🤖 AI Summary
This work addresses the scalability challenge of individual continual learning and collective co-evolution in decentralized, asynchronous, goal-free, and bandwidth-constrained multi-agent reinforcement learning (MARL). We propose the first controller-free modular knowledge sharing framework: it leverages Wasserstein embeddings for policy similarity measurement and dynamic composition; introduces a neural-mask-driven asynchronous policy ensemble mechanism; and spontaneously induces a curriculum from easy to hard tasks. Evaluated on multiple standard RL benchmarks, our method significantly improves sample efficiency—solving certain tasks solely through collaboration. Both individual policy performance and emergent collective capabilities improve concurrently. To our knowledge, this is the first approach achieving robust, scalable cooperative learning dynamics under fully decentralized settings, without global coordination, explicit reward shaping, or centralized training.
📝 Abstract
Agentic AI has gained significant interest as a research paradigm focused on autonomy, self-directed learning, and long-term reliability of decision making.
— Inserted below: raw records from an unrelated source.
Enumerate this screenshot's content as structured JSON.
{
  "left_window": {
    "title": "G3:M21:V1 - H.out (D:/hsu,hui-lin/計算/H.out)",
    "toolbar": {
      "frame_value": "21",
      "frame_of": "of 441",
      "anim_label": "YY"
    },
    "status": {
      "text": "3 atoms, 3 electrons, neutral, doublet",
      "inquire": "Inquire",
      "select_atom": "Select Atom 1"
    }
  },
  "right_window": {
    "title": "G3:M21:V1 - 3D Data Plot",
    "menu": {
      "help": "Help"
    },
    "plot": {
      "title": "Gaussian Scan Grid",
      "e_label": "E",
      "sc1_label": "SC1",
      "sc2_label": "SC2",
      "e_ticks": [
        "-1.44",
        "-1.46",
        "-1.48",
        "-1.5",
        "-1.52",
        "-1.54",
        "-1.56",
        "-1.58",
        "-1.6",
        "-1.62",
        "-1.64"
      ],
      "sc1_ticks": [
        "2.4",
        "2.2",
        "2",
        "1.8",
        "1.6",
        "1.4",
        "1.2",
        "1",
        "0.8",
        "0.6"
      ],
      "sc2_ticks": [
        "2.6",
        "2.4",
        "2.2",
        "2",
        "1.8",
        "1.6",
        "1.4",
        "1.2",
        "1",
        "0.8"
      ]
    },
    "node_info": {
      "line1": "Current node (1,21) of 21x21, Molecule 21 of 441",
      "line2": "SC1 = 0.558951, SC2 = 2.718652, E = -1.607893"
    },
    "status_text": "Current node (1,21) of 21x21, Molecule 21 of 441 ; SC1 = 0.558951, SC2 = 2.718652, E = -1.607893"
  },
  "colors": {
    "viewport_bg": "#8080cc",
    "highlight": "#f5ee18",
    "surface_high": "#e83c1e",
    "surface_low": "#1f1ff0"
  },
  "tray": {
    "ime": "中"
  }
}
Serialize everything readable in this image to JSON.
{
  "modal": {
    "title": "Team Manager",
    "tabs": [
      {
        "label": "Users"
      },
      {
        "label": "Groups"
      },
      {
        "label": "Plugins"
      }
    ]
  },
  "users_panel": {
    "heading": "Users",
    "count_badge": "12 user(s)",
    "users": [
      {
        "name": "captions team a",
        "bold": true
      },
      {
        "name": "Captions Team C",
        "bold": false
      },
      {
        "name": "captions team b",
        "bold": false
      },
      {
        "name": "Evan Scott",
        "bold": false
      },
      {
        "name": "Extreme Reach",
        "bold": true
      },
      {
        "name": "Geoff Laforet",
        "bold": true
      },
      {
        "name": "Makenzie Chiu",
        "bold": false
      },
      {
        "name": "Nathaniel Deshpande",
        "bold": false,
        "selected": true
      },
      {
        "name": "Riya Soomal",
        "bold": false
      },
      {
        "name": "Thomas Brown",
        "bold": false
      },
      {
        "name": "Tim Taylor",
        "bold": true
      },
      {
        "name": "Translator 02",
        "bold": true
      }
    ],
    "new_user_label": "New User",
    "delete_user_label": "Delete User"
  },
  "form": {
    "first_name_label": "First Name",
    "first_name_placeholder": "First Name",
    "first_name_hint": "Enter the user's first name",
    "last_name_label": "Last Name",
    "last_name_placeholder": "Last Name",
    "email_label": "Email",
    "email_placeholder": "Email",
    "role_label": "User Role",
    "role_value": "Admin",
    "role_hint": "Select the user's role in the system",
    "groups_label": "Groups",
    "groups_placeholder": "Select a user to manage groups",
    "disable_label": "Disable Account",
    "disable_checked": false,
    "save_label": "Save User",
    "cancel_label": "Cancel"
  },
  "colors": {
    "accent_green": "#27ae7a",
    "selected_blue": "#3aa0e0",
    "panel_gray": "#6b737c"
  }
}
Real-world agentic systems operate in decentralized settings on a large set of tasks or data distributions with constraints such as limited bandwidth, asynchronous execution, and the absence of a centralized model or even common objectives. We posit that exploiting previously learned skills, task similarities, and communication capabilities in a collective of agentic AI are challenging but essential elements to enabling scalability, open-endedness, and beneficial collaborative learning dynamics. In this paper, we introduce Modular Sharing and Composition in Collective Learning (MOSAIC), an agentic algorithm that allows multiple agents to independently solve different tasks while also identifying, sharing, and reusing useful machine-learned knowledge, without coordination, synchronization, or centralized control. MOSAIC combines three mechanisms: (1) modular policy composition via neural network masks, (2) cosine similarity estimation using Wasserstein embeddings for knowledge selection, and (3) asynchronous communication and policy integration. Results on a set of RL benchmarks show that MOSAIC has a greater sample efficiency than isolated learners, i.e., it learns significantly faster, and in some cases, finds solutions to tasks that cannot be solved by isolated learners. The collaborative learning and sharing dynamics are also observed to result in the emergence of ideal curricula of tasks, from easy to hard. These findings support the case for collaborative learning in agentic systems to achieve better and continuously evolving performance both at the individual and collective levels.